With Gilbert Becaud at the Olympia, Paris

Olympia Reviews

(French to English translation by Janice Doxsey)


Melanie the success of MIDEM is the American star of the Gilbert Becaud spectacular at the Olympia from the 19th February to 16th March, Melanie's records are often heard on the radio and her records sell very well. Her performance at the Olympia will further strengthen the sale of her LP.


Following the jugglers was Melanie, star of the last MIDEM festival at Cannes. This hippie singer is not without quality, but she is a little too gentle to be a 'star'….


Melanie closed a good first half. Beneath this old-fashioned name hides a singer who is really alive now. She sings as though she had black skin, and with your eyes closed the illusion is complete, but open your eyes quickly because Melanie is really very beautiful….


In the first part there was a young American singer whose name did not immediately tell this. She sings sitting down, accompanying herself on the guitar. She has feeling, so has Julian Clere. These two people are really only at the dawn of their careers.


1p.m. Channel 2 Colour "Show Killy"

Melanie, the beautiful American beatnik makes a fine debut in France:- at the Olympia and on the Jean Claud Killy show. It looks as though she's going to be a star….


NO FRILLS FOR THIS AMERICAN

by Alan Jones - Jan, 1969


Melanie's 12-minute appearance was sandwiched between a troupe of Algerian jugglers and an illusionist from Lyons.

A murmur of applause rippled through the Parisian family audience when she strummed her guitar into the opening chords of "Bo Bo's Party".

For Melanie was number six in the French charts with the bitter-sweet song about a young girl who goes to an off-beat party.

Melanie is a New Yorker. She's being called the Voice of 1969 on the strength of her first album "Born To Be". Bob Dylan has shown an interest in her songs and she is tipped for international stardom.

What makes her out from hundreds of other singers is the range of her voice. She switches smoothly from a hard, metallic ring to a sweetness that would be the delight of any school choir.

Off-stage, Melanie is an unassuming 21-year-old ex-college girl who prefers her mum's Italian cooking to dining out in French bistros. She looks like the girl-next-door with her long black hair, fringe and big, brown eyes. But not everybody goes for Melanie's natural looks and no frills stage act.
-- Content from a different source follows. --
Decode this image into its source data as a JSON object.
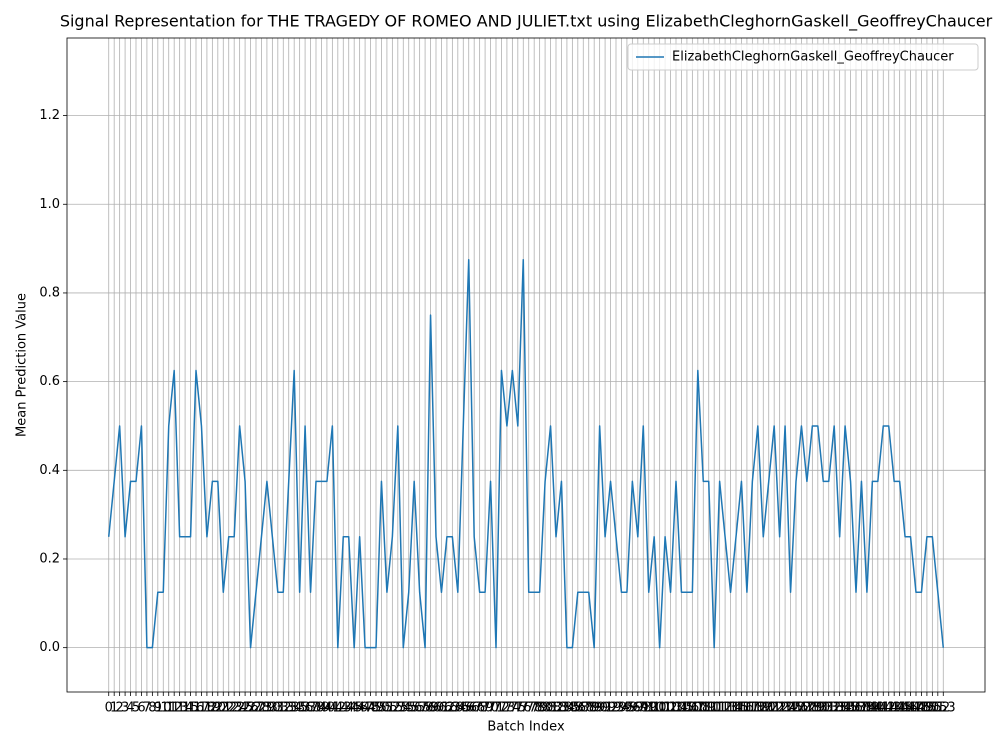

One head of an American company complained she was not commercial enough for the pop scene.

Even when she reached France with a top-selling single and a £400 a week contract with the Olympia, the theatre's director tried to get her to revamp her act and give it a bit more show biz zip.

The director wanted Melanie to appear in a blast of psychedelic lights with a troupe of hip-shaking, scantily dressed girls, Melanie refused. He retorted that she wasn't "singing in the trees now" but in show business. Much to her own surprise Melanie snapped; "If that's the business you're in ___ I'm not in it".

But the director was right in a way. While campus audiences back home sat quietly listening, older French ones were not quite so happy with Melanie's folky tunes. The act was not wild enough, said Melanie, explaining the uneasy quiet of that night's show. But other nights have been worse.

There were boos and shouts of "Go home American".